Along with Ford (NYSE:F) and Chrysler, the automaker has been pressing its case hard for a $25 billion bailout from taxpayers, and in light of the bailouts for other ailing businesses, it might have a point: Why not us, too?

For a moment, the Lehman Brothers (NYSE:LEH) twist in the wind seemed to dramatically diminish the probability that automakers would get a handout. Taxpayers' purse strings were drawing tight. I'm sure Wagoner and Ford CEO Alan Mulally were feeling bleak.

That display of backbone lasted all of about a day, when the government decided it wanted to be in the insurance business and seized American International Group (NYSE:AIG), in effect nationalizing the insurer. Of course, that created the impression that the sky was falling, and the markets all turned south in a hurry, leading to the equally dramatic pronouncements heading into the weekend that a major bailout was in the works. You could almost hear the automakers' engines purring.

GM will use the money from its credit facility to retire some $750 million in debt coming due in October, as well as to assist parts supplier Delphi with its $1.2 billion reorganization. Right before the credit markets turned topsy-turvy, GM had agreed to help Delphi get its act together and emerge from bankruptcy protection. Both may now engage in a drag race to the finish line of solvency.

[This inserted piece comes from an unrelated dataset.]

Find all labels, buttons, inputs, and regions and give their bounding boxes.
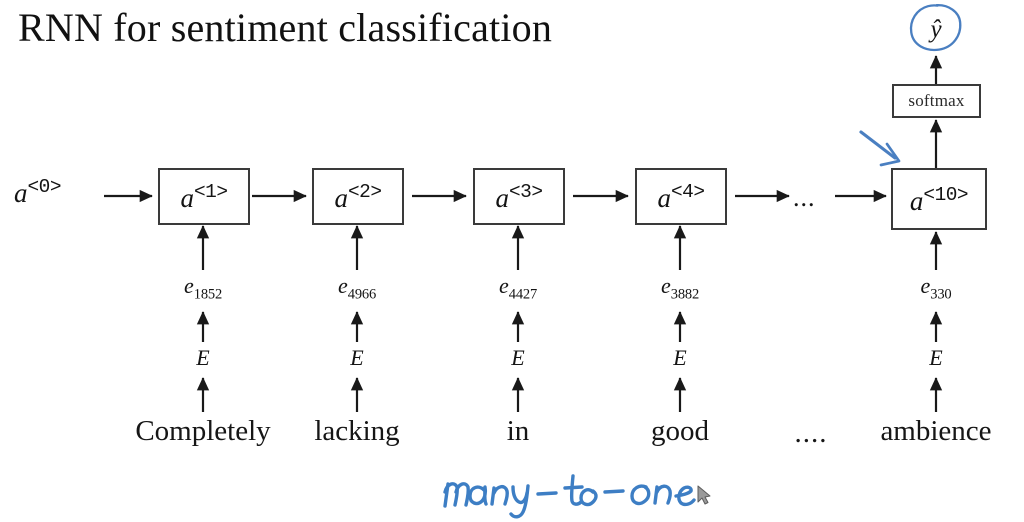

Back in June, GM had said that drawing down its credit line might send the wrong message to investors. Now that it is tapping every last bit of credit left to its name, it may also be trying to send Congress a not-so-subtle message: When you're done handing out the big bucks to banks, don't forget the pittance the automakers are asking for. General Motors might also have just set itself on a collision course with oblivion.